Assuming that the random variablesin groups $A$ and $B$ are each IID with respective variances $\sigma_A^2$ and $\sigma_B^2$, you can establish that the variances of sample means are:

$$\mathbb{V}(\bar{X}_A) = \frac{\sigma_A^2}{N} \quad \quad \quad \mathbb{V}(\bar{X}_B) = \frac{\sigma_B^2}{N}.$$

Since the sample variances function as estimators for the true variances, you can use the approximation $S_A^2 \approx \sigma_A^2$ and $S_B^2 \approx \sigma_B^2$. This gives you:

$$\mathbb{V}(\bar{X}_A) + \mathbb{V}(\bar{X}_B) = \frac{\sigma_A^2}{N} + \frac{\sigma_B^2}{N} \approx \frac{S_A^2}{N} + \frac{S_B^2}{N} = \frac{S_A^2 + S_B^2}{N}.$$

Assuming the data in the two groups are IID, and independent of each other, this approximation is an unbiased estimator of the true variance-sum.

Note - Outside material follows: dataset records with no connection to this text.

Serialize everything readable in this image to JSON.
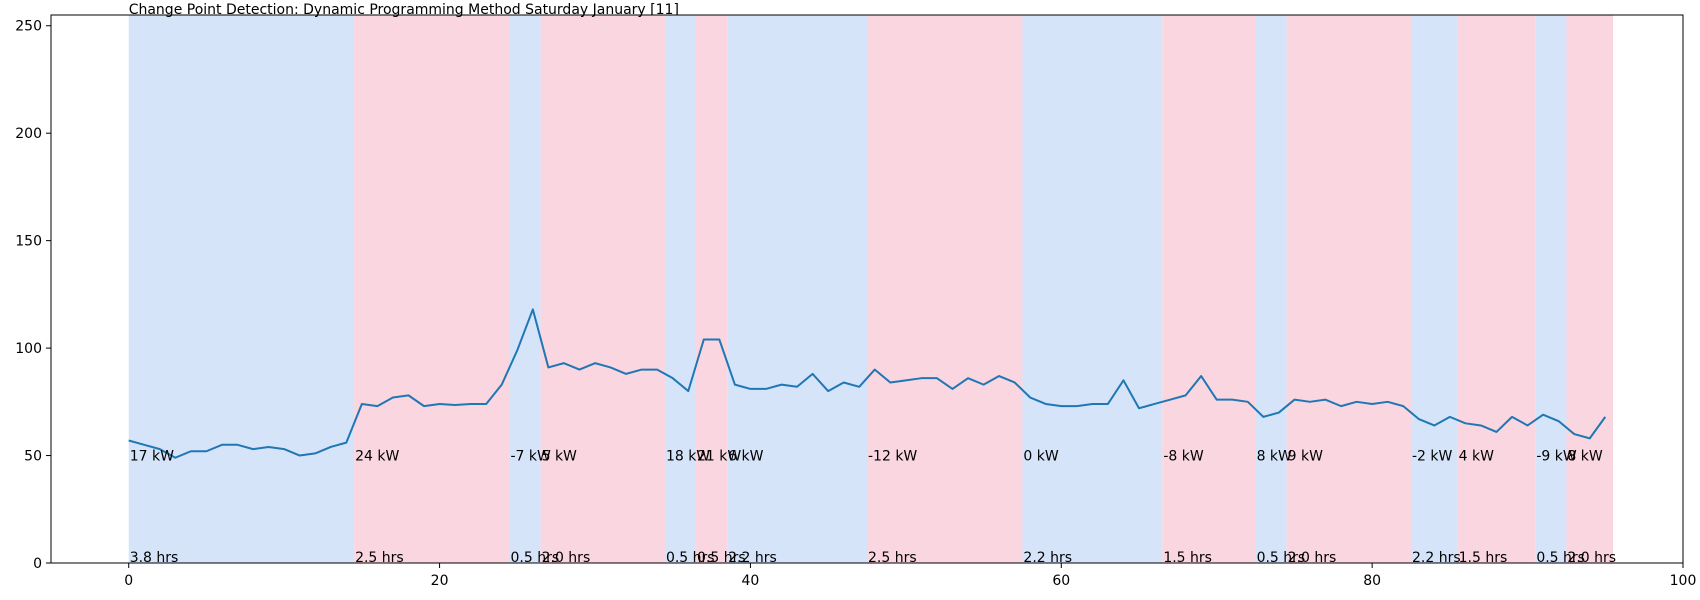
{
  "chart_data": {
    "type": "line",
    "title": "Change Point Detection: Dynamic Programming Method Saturday January [11]",
    "xlabel": "",
    "ylabel": "",
    "xlim": [
      -5,
      100
    ],
    "ylim": [
      0,
      255
    ],
    "xticks": [
      0,
      20,
      40,
      60,
      80,
      100
    ],
    "yticks": [
      0,
      50,
      100,
      150,
      200,
      250
    ],
    "grid": false,
    "line_color": "#1f77b4",
    "band_colors": [
      "#d6e4fa",
      "#fad6e1"
    ],
    "segments": [
      {
        "start": 0,
        "end": 14.5,
        "power_label": "17 kW",
        "duration_label": "3.8 hrs"
      },
      {
        "start": 14.5,
        "end": 24.5,
        "power_label": "24 kW",
        "duration_label": "2.5 hrs"
      },
      {
        "start": 24.5,
        "end": 26.5,
        "power_label": "-7 kW",
        "duration_label": "0.5 hrs"
      },
      {
        "start": 26.5,
        "end": 34.5,
        "power_label": "5 kW",
        "duration_label": "2.0 hrs"
      },
      {
        "start": 34.5,
        "end": 36.5,
        "power_label": "18 kW",
        "duration_label": "0.5 hrs"
      },
      {
        "start": 36.5,
        "end": 38.5,
        "power_label": "21 kW",
        "duration_label": "0.5 hrs"
      },
      {
        "start": 38.5,
        "end": 47.5,
        "power_label": "6 kW",
        "duration_label": "2.2 hrs"
      },
      {
        "start": 47.5,
        "end": 57.5,
        "power_label": "-12 kW",
        "duration_label": "2.5 hrs"
      },
      {
        "start": 57.5,
        "end": 66.5,
        "power_label": "0 kW",
        "duration_label": "2.2 hrs"
      },
      {
        "start": 66.5,
        "end": 72.5,
        "power_label": "-8 kW",
        "duration_label": "1.5 hrs"
      },
      {
        "start": 72.5,
        "end": 74.5,
        "power_label": "8 kW",
        "duration_label": "0.5 hrs"
      },
      {
        "start": 74.5,
        "end": 82.5,
        "power_label": "9 kW",
        "duration_label": "2.0 hrs"
      },
      {
        "start": 82.5,
        "end": 85.5,
        "power_label": "-2 kW",
        "duration_label": "2.2 hrs"
      },
      {
        "start": 85.5,
        "end": 90.5,
        "power_label": "4 kW",
        "duration_label": "1.5 hrs"
      },
      {
        "start": 90.5,
        "end": 92.5,
        "power_label": "-9 kW",
        "duration_label": "0.5 hrs"
      },
      {
        "start": 92.5,
        "end": 95.5,
        "power_label": "8 kW",
        "duration_label": "2.0 hrs"
      }
    ],
    "series": [
      {
        "x": [
          0,
          1,
          2,
          3,
          4,
          5,
          6,
          7,
          8,
          9,
          10,
          11,
          12,
          13,
          14,
          15,
          16,
          17,
          18,
          19,
          20,
          21,
          22,
          23,
          24,
          25,
          26,
          27,
          28,
          29,
          30,
          31,
          32,
          33,
          34,
          35,
          36,
          37,
          38,
          39,
          40,
          41,
          42,
          43,
          44,
          45,
          46,
          47,
          48,
          49,
          50,
          51,
          52,
          53,
          54,
          55,
          56,
          57,
          58,
          59,
          60,
          61,
          62,
          63,
          64,
          65,
          66,
          67,
          68,
          69,
          70,
          71,
          72,
          73,
          74,
          75,
          76,
          77,
          78,
          79,
          80,
          81,
          82,
          83,
          84,
          85,
          86,
          87,
          88,
          89,
          90,
          91,
          92,
          93,
          94,
          95
        ],
        "values": [
          57,
          55,
          53,
          49,
          52,
          52,
          55,
          55,
          53,
          54,
          53,
          50,
          51,
          54,
          56,
          74,
          73,
          77,
          78,
          73,
          74,
          73.5,
          74,
          74,
          83,
          99,
          118,
          91,
          93,
          90,
          93,
          91,
          88,
          90,
          90,
          86,
          80,
          104,
          104,
          83,
          81,
          81,
          83,
          82,
          88,
          80,
          84,
          82,
          90,
          84,
          85,
          86,
          86,
          81,
          86,
          83,
          87,
          84,
          77,
          74,
          73,
          73,
          74,
          74,
          85,
          72,
          74,
          76,
          78,
          87,
          76,
          76,
          75,
          68,
          70,
          76,
          75,
          76,
          73,
          75,
          74,
          75,
          73,
          67,
          64,
          68,
          65,
          64,
          61,
          68,
          64,
          69,
          66,
          60,
          58,
          68
        ]
      }
    ]
  }
}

Using a result in O'Neill (2014) (Result 3, p. 284) it can be shown that the approximation has variance:

$$\mathbb{V} \Bigg( \frac{S_A^2 + S_B^2}{N} \Bigg) = \frac{1}{N^3} \Bigg[ \Big( \kappa_A + \frac{N-3}{N-1} \Big) \sigma_A^4 + \Big( \kappa_B + \frac{N-3}{N-1} \Big) \sigma_B^4 \Bigg],$$

where $\kappa_A$ and $\kappa_B$ are the underlying kurtosis parameters for the two groups.